Le groupe de rock chinois Varihnaz est plus susceptible de chanter sur les pesticides et le riz que sur l’amour et la perte. Ses membres, à la fois agriculteurs et musiciens, séduisent les jeunes Chinois qui rêvent d’un mode de vie plus simple et plus lent, loin des villes frénétiques. Son nom, Varihnaz, se traduit par “champs remplis de fleurs de riz parfumées” — une vue rare pour l’urbain chinois.
Beaucoup de ces jeunes ambitieux ont afflué vers les villes depuis la campagne à la recherche d’une vie meilleure. Mais selon le dernier recensement, 39 % de sa population détient encore des hukous ruraux, ou des enregistrements de logement légaux. Cela signifie que lorsque les habitants quittent leur domicile pour travailler dans les villes, la terre ne peut pas être vendue. Elle reste liée à eux pour toujours.
Tous ne pensent pas que cela soit sage. Les réformateurs soutiennent que les agriculteurs devraient être autorisés à vendre leurs parcelles avant de passer à autre chose. De grandes entreprises agricoles pourraient alors intervenir pour acheter la terre et construire d’immenses fermes industrielles à la manière de l’Iowa dans toute la campagne chinoise. Cela, disent-ils, améliorerait la productivité et le rendement agricoles de la Chine, qui est actuellement relativement faible : les paysans aux dents gâtées et au soleil brûlé sont profondément inefficaces comparés aux moissonneuses robotisées, aux cueilleurs de fruits et aux laitières qui travaillent en Occident.
Les réformateurs avertissent également que la Chine devient trop dépendante de l’Amérique. Et bien qu’elle soit encore autosuffisante en cultures céréalières, elle peine à satisfaire un appétit croissant pour la viande qu’elle importe actuellement en grandes quantités d’Amérique et du Brésil. Ainsi, pour se sevrer du bétail américain, ce qui pourrait devenir encore plus urgent avec l’avènement de Trump 2.0, la Chine devra déshériter sa paysannerie et adopter la ferme industrielle.

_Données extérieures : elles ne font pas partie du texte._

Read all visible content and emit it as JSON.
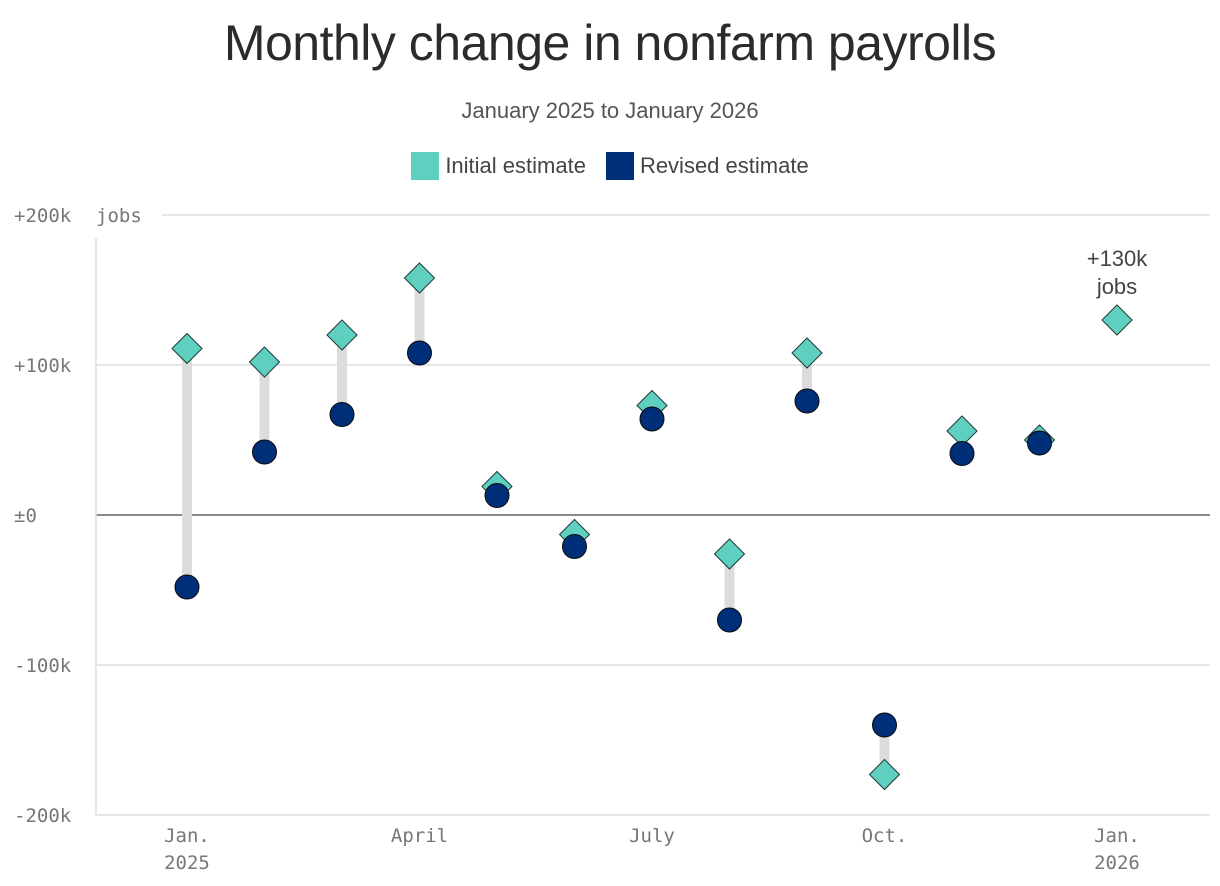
{
  "chart_data": {
    "type": "scatter",
    "title": "Monthly change in nonfarm payrolls",
    "subtitle": "January 2025 to January 2026",
    "xlabel": "",
    "ylabel": "jobs",
    "ylim": [
      -200,
      200
    ],
    "y_ticks": [
      {
        "value": 200,
        "label": "+200k"
      },
      {
        "value": 100,
        "label": "+100k"
      },
      {
        "value": 0,
        "label": "±0"
      },
      {
        "value": -100,
        "label": "-100k"
      },
      {
        "value": -200,
        "label": "-200k"
      }
    ],
    "y_unit_label": "jobs",
    "x_ticks": [
      {
        "index": 0,
        "line1": "Jan.",
        "line2": "2025"
      },
      {
        "index": 3,
        "line1": "April",
        "line2": ""
      },
      {
        "index": 6,
        "line1": "July",
        "line2": ""
      },
      {
        "index": 9,
        "line1": "Oct.",
        "line2": ""
      },
      {
        "index": 12,
        "line1": "Jan.",
        "line2": "2026"
      }
    ],
    "grid": true,
    "legend_position": "top-center",
    "series": [
      {
        "name": "Initial estimate",
        "color": "#5fd0c0",
        "marker": "diamond",
        "values": [
          111,
          102,
          120,
          158,
          19,
          -13,
          73,
          -26,
          108,
          -173,
          56,
          50,
          130
        ]
      },
      {
        "name": "Revised estimate",
        "color": "#002f7a",
        "marker": "circle",
        "values": [
          -48,
          42,
          67,
          108,
          13,
          -21,
          64,
          -70,
          76,
          -140,
          41,
          48,
          null
        ]
      }
    ],
    "annotations": [
      {
        "index": 12,
        "value": 130,
        "line1": "+130k",
        "line2": "jobs"
      }
    ]
  }
}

Bien que tenté par la vision de l’autosuffisance agricole, le président Xi Jinping est réticent à le faire. Sur le plan pratique, les élites politiques chinoises voient la campagne abondante comme un filet de sécurité sociale en période de difficultés économiques. La Chine n’a pas de système de protection sociale géré par l’État ; des gestes timides, comme le système de santé 医保, sont encore à leurs débuts. Ainsi, le fait que les pauvres sachent comment cultiver leur propre nourriture et aient la terre pour le faire est d’une importance capitale. Cela fournit également un filet de sécurité utile en cas d’urgence. Pendant les confinements liés au Covid, de nombreux travailleurs migrants qui maintiennent les villes chinoises en activité sont retournés dans leurs villes natales rurales, ont planté du chou et ont vécu de leur terre. Si cette terre avait été vendue, ils auraient pu mourir de faim à la place.
Les hauts responsables chinois craignent également que si les villageois ruraux pouvaient vendre leur terre, ils seraient ciblés par des intérêts corporatifs prédateurs en collusion avec des gouvernements locaux corrompus. C’est exactement ce qui s’est passé en Russie dans les années 90, lorsque les citoyens de l’ancienne URSS ont reçu des bons représentant leur part de l’économie collective au fur et à mesure qu’elle était privatisée. Beaucoup d’entre eux ont immédiatement vendu ces bons à des cowboys pour de l’argent liquide, et l’ont dépensé le même après-midi. De cette misère, les fortunes oligarchiques de Roman Abramovich et de ses complices ont fleuri.